I know actually dealing with whole truths does not fit into campain slogans but when the media is doing a story that should at least make the old lame attempt of non-partisanship. The media has actually covered this attack ad (free air time) without discussing the economy at the time, the steel business at the time, the union deals, the willingness of the unions to reduce their demands to a marketable level or options at the time.
No - the whole story is about the effectiveness of the ad with the exception of the fact checkers who apparently are not completely on board.
Not a Romney Pick Up
Submitted by Chris Norman on Wed, 07/18/2012 - 4:01pm.
Interesting as it applies to the media's deliberate disinterest in the story (they love to point out when a former Republican supporter turns on the GOP candidate). However, even more interesting (and disheartening), is the realization that, for this old radical unionist - Box - Obama isn't liberal/socialist enough...good grief.
I worked for a company Bain bought
Submitted by bolivar on Wed, 07/18/2012 - 4:02pm.

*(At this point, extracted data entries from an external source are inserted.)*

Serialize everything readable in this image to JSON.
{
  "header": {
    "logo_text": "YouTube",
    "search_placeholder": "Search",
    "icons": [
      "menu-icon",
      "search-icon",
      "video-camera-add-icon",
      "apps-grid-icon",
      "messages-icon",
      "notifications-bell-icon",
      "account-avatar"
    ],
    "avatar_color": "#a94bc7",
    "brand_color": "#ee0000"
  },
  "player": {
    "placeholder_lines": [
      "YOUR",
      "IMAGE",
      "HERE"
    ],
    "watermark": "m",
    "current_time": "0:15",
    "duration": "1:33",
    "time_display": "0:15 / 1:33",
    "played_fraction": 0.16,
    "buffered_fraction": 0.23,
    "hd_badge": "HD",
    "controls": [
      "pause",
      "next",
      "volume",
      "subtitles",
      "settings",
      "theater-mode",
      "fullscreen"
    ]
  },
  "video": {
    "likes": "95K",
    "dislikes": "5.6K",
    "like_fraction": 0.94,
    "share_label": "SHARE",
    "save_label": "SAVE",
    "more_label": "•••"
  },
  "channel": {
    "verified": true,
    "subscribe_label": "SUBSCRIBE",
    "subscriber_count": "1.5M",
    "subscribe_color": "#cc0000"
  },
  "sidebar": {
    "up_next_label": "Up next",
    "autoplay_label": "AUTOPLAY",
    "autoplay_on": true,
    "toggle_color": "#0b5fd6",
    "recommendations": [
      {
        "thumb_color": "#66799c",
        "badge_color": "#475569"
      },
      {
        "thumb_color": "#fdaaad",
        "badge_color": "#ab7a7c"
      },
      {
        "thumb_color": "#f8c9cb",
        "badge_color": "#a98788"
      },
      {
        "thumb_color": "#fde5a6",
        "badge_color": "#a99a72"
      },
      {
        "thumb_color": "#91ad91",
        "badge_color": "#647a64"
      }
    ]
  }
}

Some there blamed Bain but, the company that sent our jobs to Mexico long before Bain came along. Bain bought what was left and then took it public recently. I retired early out of there and have no regrets. Romney had nothing to do with the jobs going to Mexico - he gets the blame however unfair it may be.

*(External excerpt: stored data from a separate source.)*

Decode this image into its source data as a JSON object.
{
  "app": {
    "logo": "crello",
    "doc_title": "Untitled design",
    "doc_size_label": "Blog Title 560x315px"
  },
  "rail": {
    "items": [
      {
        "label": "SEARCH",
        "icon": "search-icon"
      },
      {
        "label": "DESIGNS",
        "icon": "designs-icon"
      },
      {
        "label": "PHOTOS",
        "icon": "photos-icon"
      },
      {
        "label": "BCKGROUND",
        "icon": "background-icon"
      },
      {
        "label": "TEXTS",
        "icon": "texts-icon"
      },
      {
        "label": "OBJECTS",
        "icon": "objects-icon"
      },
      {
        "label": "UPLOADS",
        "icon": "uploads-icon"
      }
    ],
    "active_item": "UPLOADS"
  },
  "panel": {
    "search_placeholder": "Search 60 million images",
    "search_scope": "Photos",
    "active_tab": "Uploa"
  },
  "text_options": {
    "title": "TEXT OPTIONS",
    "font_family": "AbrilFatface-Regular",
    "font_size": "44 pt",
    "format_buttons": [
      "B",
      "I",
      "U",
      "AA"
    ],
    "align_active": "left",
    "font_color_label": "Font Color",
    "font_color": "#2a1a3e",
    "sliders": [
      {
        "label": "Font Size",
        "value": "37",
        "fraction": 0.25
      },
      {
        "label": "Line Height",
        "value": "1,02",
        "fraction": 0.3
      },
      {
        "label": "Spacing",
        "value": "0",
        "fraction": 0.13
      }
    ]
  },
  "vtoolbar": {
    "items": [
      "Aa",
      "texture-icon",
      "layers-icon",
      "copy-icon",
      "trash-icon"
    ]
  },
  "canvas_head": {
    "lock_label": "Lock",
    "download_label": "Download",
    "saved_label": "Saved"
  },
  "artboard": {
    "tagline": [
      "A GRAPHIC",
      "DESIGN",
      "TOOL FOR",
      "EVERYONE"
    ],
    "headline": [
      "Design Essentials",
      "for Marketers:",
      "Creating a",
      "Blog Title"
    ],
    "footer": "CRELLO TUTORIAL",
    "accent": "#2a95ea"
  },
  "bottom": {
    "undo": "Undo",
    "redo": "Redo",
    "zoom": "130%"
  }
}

I have no great love for Mitt but, I have an intense hate for socialism and the Obamunists who push it on us in the name of "fairness".
This Box guy should look in the mirror if he wants to see an a$$#@!&. He spews the union line and that is just wrong every time.
Steel worker?
Submitted by Jersey Girl on Wed, 07/18/2012 - 4:03pm.
Since he so willingly lied through his teeth in the ad he can go straight to heck for all I care.
Well, except for ---
Submitted by matthewdean on Wed, 07/18/2012 - 5:54pm.
attempting to "transform this country", which Obama has made a damned good start on, and not in ANY way for the good, the following is quite accurate:
"-- criticizing the president as "a jerk, a pantywaist, a lightweight, a blowhard. --"
That ain't criticism; it is the truth.
MD
Yeah, MD, he has his own
Submitted by killa37 on Thu, 07/19/2012 - 12:29am.
Yeah, MD, he has his own reasons for saying that - and they aren't coming from the same place as OUR reasons.............but it IS the TROOF, right???
And here I was, thinkin' (Obamaspeak) that I was one of a small minority who thought Boy Baraka was a 'lightweight'!!! This guy is kiddie-end-of-the-pool shallow, there's no other way to describe him. And I heard his White House mouthpiece today on the radio - you know, Lt. Fuzz Li'l Opie Jaybird Carney - trying to sound like he was actualy sayin' sumpin' about the Syrai problem.............kind of like...........uhhhhh, it's serious..............emmm, it's out of control...........well, they need to do something.
Jeeeeeeeeeeeeez!!! Lightweights all!!!
The whole premise is insane...
Submitted by Stan T on Thu, 07/19/2012 - 12:28am.
The whole premise that Bain Capital had the intention of piecemealing companies to make money from them is lunacy. here is how it really works. They buy failing companies, possibly for less than it is worth. But they can't get it for too much less, because if the business was valueable at the time, the old owners would have sold it off piecemeal themselves, rather than to take less, and let Bain sell it off for the profit. the purpose of a Bain Capital is to take a failing company, turn it around, and sell it as a viable company, which is not only valued at what the pieces of the company are worth, but also the company has a reputation, and reputation can be worth a great deal of money...plus, if Bain Capital bought businesses to sell it piecemeal like they are accused, they wouldn't have so many success stories.
And I dont even have to go into the environment before, during, or after a failure...if Bain hadn't bought that business, it would still be gone and sold off. plain and simple...atleast Bain Capital was giving those failed companies a chance to be one of thier successes.